5 Must-See Spots in North America

From saguaros and hoodoos to fern-covered canyons and massive glaciers, we have explored some of the most incredible sights the U.S. and Canada have to offer.

Towing a car offers us the freedom to venture most anywhere while our motorhome remains at the RV park or campground of our choosing.

Mount Robson Provincial Park, British Columbia © Rex Vogel, all rights reserved

Mount Robson Provincial Park, British Columbia © Rex Vogel, all rights reserved

We’ve explored everything from national parks and state and provincial park in the United States and Canada to historic sites, scenic byways, and food destinations. From emerald-colored lakes and strange rock formations to sentinels in the desert and valleys blanketed in golden trees, here are five must-see North American destinations you won’t want to miss when taking your own journey.

Mount Robson — British Columbia

For the best views of Mount Robson drive east on Yellowhead Highway 16 toward Jasper National Park. The towering mountain, which is the highest peak in the Canadian Rockies, is often shrouded in clouds. You may have to wait for hours to see its peak emerge as the surrounding clouds dissipate.

Mount Robson Provincial Park, British Columbia © Rex Vogel, all rights reserved

Mount Robson Provincial Park, British Columbia © Rex Vogel, all rights reserved

The mountain sits within the Mount Robson Provincial Park, which is the second oldest provincial park in British Columbia, and is home to everything from glaciers and lakes to waterfalls, canyons, and limestone caves. Camping sites are available.

Moki Dugway — Utah

Mokee Dugway, Utah © Rex Vogel, all rights reserved

Mokee Dugway, Utah © Rex Vogel, all rights reserved

The Moki Dugway, located at the western end of the Valley of the Gods (known for its buttes and towering pinnacles), is a graded dirt switchback road carved into the edge of Cedar Mesa.

The unpaved and steep roads can be dangerous and should be approached with caution, but many brave the drive for the end result. From the top, visitors are treated to sweeping views over the Valley of the Gods and Monument Valley in the distance. You get an amazing 180-degree view of the entire valley that’s filled with red and orange rock formations with the colors intensifying as the sun sinks lower in the sky.

Saguaro National Park, Arizona © Rex Vogel, all rights reserved

Saguaro National Park, Arizona © Rex Vogel, all rights reserved

Saguaro National Park — Arizona

Saguaro National Park is outside of Tucson, a small part of the vast Sonoran Desert, which stretches from Mexico into southern Arizona and California. The park is named after the saguaro cactus, because the Sonoran Desert is the only place where you can find them. It’s such a strange feeling to walk among such plants. They’re treelike: alternately majestic and comical looking, almost animated in their stances.

Saguaro is one of the places where my love of and discovery of The West began.

Saguaro National Park, Arizona © Rex Vogel, all rights reserved

Saguaro National Park, Arizona © Rex Vogel, all rights reserved

The saguaro are considered the nation’s largest cacti and are only found in select parts of the U.S., making the park one of few locations you can take in their size.
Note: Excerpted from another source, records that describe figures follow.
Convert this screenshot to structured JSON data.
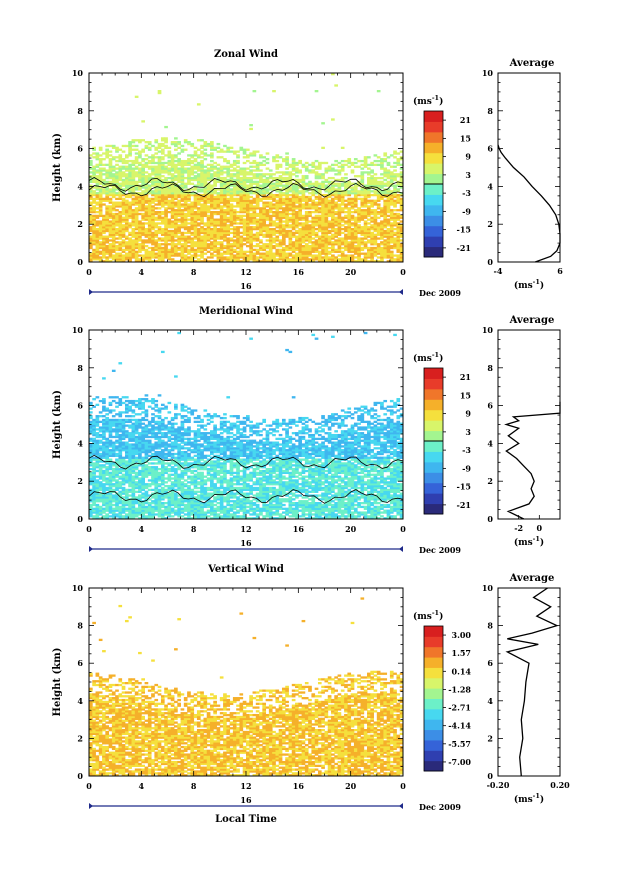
{
  "figure": {
    "xlabel": "Local Time",
    "date_label": "Dec 2009",
    "day_label": "16",
    "ylabel": "Height (km)",
    "average_title": "Average",
    "unit_label": "(ms",
    "unit_exp": "-1",
    "unit_close": ")",
    "colormap": [
      "#2a2a7a",
      "#2f3fb0",
      "#3563d8",
      "#3c8ee6",
      "#3fb6ef",
      "#47d8f0",
      "#6cf0c8",
      "#a3f590",
      "#d8f56a",
      "#f5e03d",
      "#f5b02a",
      "#f0762a",
      "#e83c2a",
      "#d81f1f"
    ]
  },
  "chart_data": [
    {
      "type": "heatmap",
      "title": "Zonal Wind",
      "xlabel": "Local Time",
      "ylabel": "Height (km)",
      "xlim": [
        0,
        24
      ],
      "ylim": [
        0,
        10
      ],
      "x_ticks": [
        "0",
        "4",
        "8",
        "12",
        "16",
        "20",
        "0"
      ],
      "y_ticks": [
        "0",
        "2",
        "4",
        "6",
        "8",
        "10"
      ],
      "colorbar": {
        "unit": "ms-1",
        "ticks": [
          "21",
          "15",
          "9",
          "3",
          "-3",
          "-9",
          "-15",
          "-21"
        ],
        "range": [
          -24,
          24
        ]
      },
      "data_top_km": 6.0,
      "typical_value": 10,
      "contour_km": [
        3.8,
        4.1
      ],
      "average_profile": {
        "xlim": [
          -4,
          6
        ],
        "x_ticks": [
          "-4",
          "6"
        ],
        "y_ticks": [
          "0",
          "2",
          "4",
          "6",
          "8",
          "10"
        ],
        "height_km": [
          0.0,
          0.3,
          0.6,
          1.0,
          1.5,
          2.0,
          2.5,
          3.0,
          3.5,
          4.0,
          4.5,
          5.0,
          5.5,
          5.8,
          6.0,
          6.2
        ],
        "values": [
          2.0,
          4.5,
          5.5,
          6.0,
          6.0,
          5.8,
          5.3,
          4.3,
          3.0,
          1.5,
          0.2,
          -1.5,
          -2.8,
          -3.5,
          -3.8,
          -4.0
        ]
      }
    },
    {
      "type": "heatmap",
      "title": "Meridional Wind",
      "xlabel": "Local Time",
      "ylabel": "Height (km)",
      "xlim": [
        0,
        24
      ],
      "ylim": [
        0,
        10
      ],
      "x_ticks": [
        "0",
        "4",
        "8",
        "12",
        "16",
        "20",
        "0"
      ],
      "y_ticks": [
        "0",
        "2",
        "4",
        "6",
        "8",
        "10"
      ],
      "colorbar": {
        "unit": "ms-1",
        "ticks": [
          "21",
          "15",
          "9",
          "3",
          "-3",
          "-9",
          "-15",
          "-21"
        ],
        "range": [
          -24,
          24
        ]
      },
      "data_top_km": 5.9,
      "typical_value": -3,
      "contour_km": [
        1.2,
        3.0
      ],
      "average_profile": {
        "xlim": [
          -4,
          2
        ],
        "x_ticks": [
          "-2",
          "0"
        ],
        "y_ticks": [
          "0",
          "2",
          "4",
          "6",
          "8",
          "10"
        ],
        "height_km": [
          0.0,
          0.4,
          0.8,
          1.2,
          1.6,
          2.0,
          2.4,
          2.8,
          3.2,
          3.6,
          4.0,
          4.4,
          4.8,
          5.0,
          5.2,
          5.4,
          5.6,
          6.2
        ],
        "values": [
          -1.5,
          -3.0,
          -1.0,
          -0.5,
          -0.8,
          -0.5,
          -0.8,
          -1.5,
          -2.2,
          -3.2,
          -2.0,
          -3.0,
          -2.0,
          -3.2,
          -2.0,
          -2.5,
          2.0,
          2.0
        ]
      }
    },
    {
      "type": "heatmap",
      "title": "Vertical Wind",
      "xlabel": "Local Time",
      "ylabel": "Height (km)",
      "xlim": [
        0,
        24
      ],
      "ylim": [
        0,
        10
      ],
      "x_ticks": [
        "0",
        "4",
        "8",
        "12",
        "16",
        "20",
        "0"
      ],
      "y_ticks": [
        "0",
        "2",
        "4",
        "6",
        "8",
        "10"
      ],
      "colorbar": {
        "unit": "ms-1",
        "ticks": [
          "3.00",
          "1.57",
          "0.14",
          "-1.28",
          "-2.71",
          "-4.14",
          "-5.57",
          "-7.00"
        ],
        "range": [
          -7.5,
          3.5
        ]
      },
      "data_top_km": 5.0,
      "typical_value": 0.4,
      "contour_km": [],
      "average_profile": {
        "xlim": [
          -0.2,
          0.2
        ],
        "x_ticks": [
          "-0.20",
          "0.20"
        ],
        "y_ticks": [
          "0",
          "2",
          "4",
          "6",
          "8",
          "10"
        ],
        "height_km": [
          0.0,
          1.0,
          2.0,
          3.0,
          4.0,
          5.0,
          6.0,
          6.6,
          7.0,
          7.3,
          7.6,
          8.0,
          8.5,
          9.0,
          9.5,
          10.0
        ],
        "values": [
          -0.05,
          -0.06,
          -0.04,
          -0.05,
          -0.03,
          -0.02,
          0.0,
          -0.14,
          0.06,
          -0.14,
          0.02,
          0.18,
          0.05,
          0.14,
          0.03,
          0.12
        ]
      }
    }
  ]
}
Some of the cacti rise as high as 50 feet.

Best explored from late autumn to early spring as summer temperatures routinely exceed 100 degrees.
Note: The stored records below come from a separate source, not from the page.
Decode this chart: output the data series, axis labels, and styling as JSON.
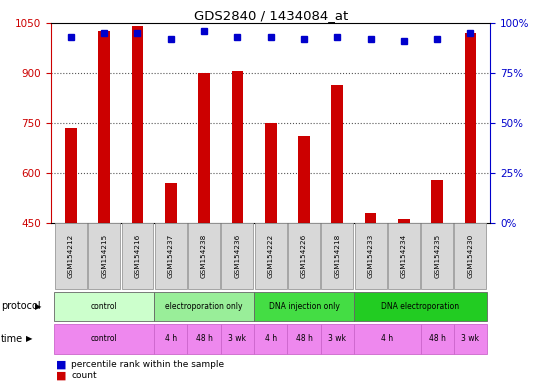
{
  "title": "GDS2840 / 1434084_at",
  "samples": [
    "GSM154212",
    "GSM154215",
    "GSM154216",
    "GSM154237",
    "GSM154238",
    "GSM154236",
    "GSM154222",
    "GSM154226",
    "GSM154218",
    "GSM154233",
    "GSM154234",
    "GSM154235",
    "GSM154230"
  ],
  "counts": [
    735,
    1025,
    1040,
    568,
    900,
    905,
    750,
    710,
    865,
    480,
    460,
    578,
    1020
  ],
  "percentile_ranks": [
    93,
    95,
    95,
    92,
    96,
    93,
    93,
    92,
    93,
    92,
    91,
    92,
    95
  ],
  "ymin": 450,
  "ymax": 1050,
  "yticks": [
    450,
    600,
    750,
    900,
    1050
  ],
  "y2ticks": [
    0,
    25,
    50,
    75,
    100
  ],
  "bar_color": "#cc0000",
  "dot_color": "#0000cc",
  "protocol_groups": [
    {
      "label": "control",
      "start": 0,
      "end": 3,
      "color": "#ccffcc"
    },
    {
      "label": "electroporation only",
      "start": 3,
      "end": 6,
      "color": "#99ee99"
    },
    {
      "label": "DNA injection only",
      "start": 6,
      "end": 9,
      "color": "#44dd44"
    },
    {
      "label": "DNA electroporation",
      "start": 9,
      "end": 13,
      "color": "#22cc22"
    }
  ],
  "time_groups": [
    {
      "label": "control",
      "start": 0,
      "end": 3
    },
    {
      "label": "4 h",
      "start": 3,
      "end": 4
    },
    {
      "label": "48 h",
      "start": 4,
      "end": 5
    },
    {
      "label": "3 wk",
      "start": 5,
      "end": 6
    },
    {
      "label": "4 h",
      "start": 6,
      "end": 7
    },
    {
      "label": "48 h",
      "start": 7,
      "end": 8
    },
    {
      "label": "3 wk",
      "start": 8,
      "end": 9
    },
    {
      "label": "4 h",
      "start": 9,
      "end": 11
    },
    {
      "label": "48 h",
      "start": 11,
      "end": 12
    },
    {
      "label": "3 wk",
      "start": 12,
      "end": 13
    }
  ],
  "time_color": "#ee88ee",
  "bg_color": "#ffffff",
  "grid_color": "#555555",
  "tick_label_color_left": "#cc0000",
  "tick_label_color_right": "#0000cc",
  "sample_box_color": "#d8d8d8",
  "sample_box_edge": "#999999"
}
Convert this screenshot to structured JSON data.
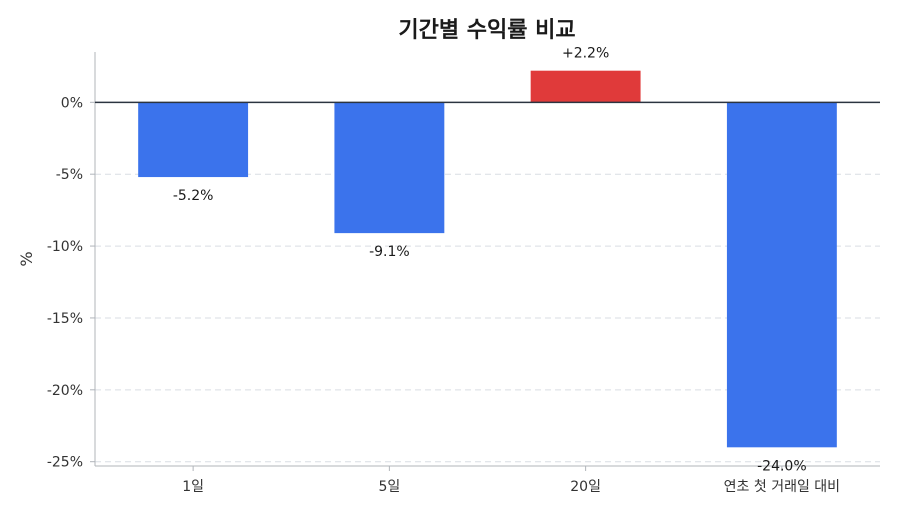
{
  "chart_data": {
    "type": "bar",
    "title": "기간별 수익률 비교",
    "xlabel": "",
    "ylabel": "%",
    "categories": [
      "1일",
      "5일",
      "20일",
      "연초 첫 거래일 대비"
    ],
    "values": [
      -5.2,
      -9.1,
      2.2,
      -24.0
    ],
    "data_labels": [
      "-5.2%",
      "-9.1%",
      "+2.2%",
      "-24.0%"
    ],
    "ylim": [
      -25.3,
      3.5
    ],
    "yticks": [
      0,
      -5,
      -10,
      -15,
      -20,
      -25
    ],
    "ytick_labels": [
      "0%",
      "-5%",
      "-10%",
      "-15%",
      "-20%",
      "-25%"
    ],
    "grid": true,
    "legend": "none",
    "colors": {
      "negative": "#3b73ec",
      "positive": "#e03a3a"
    }
  }
}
Queen’s Garden — Bryce Canyon National Park, Utah

The Queens Garden Trail beginning at Sunrise Point, descending 320 feet, is considered the least difficult trail entering the canyon from the rim. Traveling this trail you will see many hoodoos (tall and slender rock spires that jut out from the bottom of arid basins), representative of garden like features. Using your imagination you may be able to see Queen Victoria at the end of a short spur trail, overseeing the garden before her.

Bryce Canyon National Park, Utah © Rex Vogel, all rights reserved

Bryce Canyon National Park, Utah © Rex Vogel, all rights reserved

When you walk through, it feels like you’re in a giant castle as you look up and see all these rock formations rise around you.

Best explored from late spring to early autumn as freezing temperatures and snow come early and stay late at this high elevation park (rim elevation: 8,000 feet).

Arches National Park — Utah

Arches National Park encompasses a collection of red rocks that make visitors feel more like they’re on Mars than near the northern edge of Moab.

Arches National Park, Utah © Rex Vogel, all rights reserved

Arches National Park, Utah © Rex Vogel, all rights reserved

Sandstone monuments like Delicate Arch and Balanced Rock scatter the park, which spans nearly 77,000 acres. The otherworldly atmosphere draws avid photographers in droves, while the wonky landscapes attract adventurous hikers and rock climbers. Note that Arches National Park is in a high desert region, meaning the temperature variance between day and night can be 40 degrees.

Worth Pondering…

I think, therefore I am.

I listen, therefore I know.

I travel to discover, therefore I grow.